La situazione odierna però, determinata anche dalla situazione internazionale, con un’inflazione all’8%, livello quasi inimmaginabile per il Regno Unito negli scorsi anni, un crescente indebitamento e il disavanzo commerciale, ha portato molti, tra cui l’ex Governatore di Bank of England, Mervyn King, a dichiarare che l’inflazione ha reso il Paese più povero e che questo andrebbe spiegato ai cittadini e affrontato, ponendosi così sulla stessa lunghezza d’onda dell’attuale Governatore, Andrew Bailey, secondo cui nei prossimi mesi l’inflazione sarà destinata a salire causando criticità non tanto al settore finanziario, che secondo Bank of England ha una sufficiente resilienza, quanto a famiglie e imprese.

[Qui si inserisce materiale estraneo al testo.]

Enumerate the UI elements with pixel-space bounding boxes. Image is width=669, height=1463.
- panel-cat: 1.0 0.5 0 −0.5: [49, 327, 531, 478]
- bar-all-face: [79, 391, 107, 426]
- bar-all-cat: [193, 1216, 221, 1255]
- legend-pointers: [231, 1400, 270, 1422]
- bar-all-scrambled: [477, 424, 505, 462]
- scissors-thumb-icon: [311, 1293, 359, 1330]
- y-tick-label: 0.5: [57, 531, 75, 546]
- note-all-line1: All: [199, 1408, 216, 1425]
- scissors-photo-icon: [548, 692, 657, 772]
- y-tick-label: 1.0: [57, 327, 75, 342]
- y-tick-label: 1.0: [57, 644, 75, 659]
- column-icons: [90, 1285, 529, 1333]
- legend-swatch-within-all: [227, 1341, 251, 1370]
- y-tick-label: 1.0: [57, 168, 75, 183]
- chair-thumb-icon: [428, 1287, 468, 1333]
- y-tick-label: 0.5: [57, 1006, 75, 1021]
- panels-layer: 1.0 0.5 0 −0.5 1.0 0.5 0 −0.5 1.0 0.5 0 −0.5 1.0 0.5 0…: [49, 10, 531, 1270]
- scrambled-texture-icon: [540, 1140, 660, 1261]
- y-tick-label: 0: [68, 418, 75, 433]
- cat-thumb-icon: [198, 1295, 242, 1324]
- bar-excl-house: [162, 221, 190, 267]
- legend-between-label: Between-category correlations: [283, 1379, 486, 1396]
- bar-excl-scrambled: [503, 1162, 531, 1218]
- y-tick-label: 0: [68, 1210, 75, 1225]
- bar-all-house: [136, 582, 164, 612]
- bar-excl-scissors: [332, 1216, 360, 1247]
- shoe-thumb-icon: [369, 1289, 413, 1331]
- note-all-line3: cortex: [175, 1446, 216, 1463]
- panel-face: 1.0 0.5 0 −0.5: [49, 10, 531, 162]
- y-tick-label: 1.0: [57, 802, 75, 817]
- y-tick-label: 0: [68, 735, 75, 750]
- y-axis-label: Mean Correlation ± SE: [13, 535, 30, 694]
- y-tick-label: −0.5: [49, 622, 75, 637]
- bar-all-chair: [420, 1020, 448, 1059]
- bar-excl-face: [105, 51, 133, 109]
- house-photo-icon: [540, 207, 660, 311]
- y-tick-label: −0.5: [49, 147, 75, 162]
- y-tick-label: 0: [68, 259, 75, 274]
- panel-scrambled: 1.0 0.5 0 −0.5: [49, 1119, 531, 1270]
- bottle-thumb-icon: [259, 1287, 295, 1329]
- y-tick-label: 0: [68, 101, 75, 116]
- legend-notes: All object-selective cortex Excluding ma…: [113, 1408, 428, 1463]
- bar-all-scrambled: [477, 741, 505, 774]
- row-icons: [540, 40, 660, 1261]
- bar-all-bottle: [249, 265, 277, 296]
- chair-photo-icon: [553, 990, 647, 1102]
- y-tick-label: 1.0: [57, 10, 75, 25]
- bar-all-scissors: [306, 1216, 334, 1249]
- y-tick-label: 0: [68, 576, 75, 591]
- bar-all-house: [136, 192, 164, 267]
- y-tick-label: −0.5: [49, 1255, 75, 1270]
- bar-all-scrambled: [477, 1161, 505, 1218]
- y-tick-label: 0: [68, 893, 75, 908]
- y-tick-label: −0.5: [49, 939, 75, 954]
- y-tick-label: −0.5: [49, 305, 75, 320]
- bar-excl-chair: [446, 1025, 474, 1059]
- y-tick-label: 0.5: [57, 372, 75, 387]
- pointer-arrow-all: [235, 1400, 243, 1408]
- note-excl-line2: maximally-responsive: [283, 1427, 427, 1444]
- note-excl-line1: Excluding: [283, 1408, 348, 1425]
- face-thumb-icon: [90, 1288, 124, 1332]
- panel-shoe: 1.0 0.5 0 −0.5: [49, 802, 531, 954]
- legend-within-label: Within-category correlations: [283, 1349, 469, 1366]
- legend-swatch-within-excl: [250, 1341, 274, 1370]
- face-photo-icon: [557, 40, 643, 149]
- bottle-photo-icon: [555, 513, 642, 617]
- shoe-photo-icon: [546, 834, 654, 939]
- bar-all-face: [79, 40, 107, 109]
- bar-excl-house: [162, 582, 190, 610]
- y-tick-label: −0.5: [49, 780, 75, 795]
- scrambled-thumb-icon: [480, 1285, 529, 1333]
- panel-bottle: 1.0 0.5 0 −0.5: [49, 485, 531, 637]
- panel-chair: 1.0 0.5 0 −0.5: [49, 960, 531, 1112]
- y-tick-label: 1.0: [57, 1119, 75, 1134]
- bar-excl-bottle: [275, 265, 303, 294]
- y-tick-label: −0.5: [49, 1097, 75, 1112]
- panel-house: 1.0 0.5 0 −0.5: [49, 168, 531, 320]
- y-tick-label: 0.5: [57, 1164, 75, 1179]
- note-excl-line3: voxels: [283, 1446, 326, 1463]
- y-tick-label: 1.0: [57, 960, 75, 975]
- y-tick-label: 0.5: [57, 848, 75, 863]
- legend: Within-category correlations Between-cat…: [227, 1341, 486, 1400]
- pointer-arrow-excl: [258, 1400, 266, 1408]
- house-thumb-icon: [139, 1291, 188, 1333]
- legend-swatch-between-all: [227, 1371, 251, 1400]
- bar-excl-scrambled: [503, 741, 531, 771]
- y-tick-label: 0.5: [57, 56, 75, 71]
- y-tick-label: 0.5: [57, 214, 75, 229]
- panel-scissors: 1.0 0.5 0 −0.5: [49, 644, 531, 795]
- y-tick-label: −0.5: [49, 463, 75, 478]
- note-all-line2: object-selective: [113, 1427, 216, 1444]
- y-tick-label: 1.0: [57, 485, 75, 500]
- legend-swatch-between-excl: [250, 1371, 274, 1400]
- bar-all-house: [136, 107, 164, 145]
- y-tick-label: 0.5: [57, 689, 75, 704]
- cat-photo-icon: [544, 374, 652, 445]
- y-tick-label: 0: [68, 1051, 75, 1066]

In questo quadro si confrontano e scontrano due diverse visioni: mentre il presidente Johnson vorrebbe continuare ancora con politiche espansive, l’ormai ex Cancelliere Rishi Sunak, che anche è stato finora l’artefice di queste politiche, ritiene che da adesso bisognerebbe puntare ulteriormente sull’incremento della produttività ma con politiche di maggiore rigore per ridurre l’inflazione e la spesa.

È quindi evidente come in questo momento i contrasti interni ai Tories siano anche la rappresentazione di diverse visioni e diverse modalità di approccio al governo.

E in un momento così delicato a livello internazionale non è secondario quello che accade alla guida di un player importante come il Regno Unito.

Difficile dire cosa potrà accadere. Tutte le soluzioni sono aperte: Boris Johnson potrebbe mantenere la maggioranza e andare aventi, potrebbe cedere alle pressioni e dimettersi, o ancora il Comitato 1922 potrebbe cambiare il proprio regolamento e permettere un nuovo voto di fiducia prima che trascorra un anno dall’ultimo tenutosi il 6 giugno.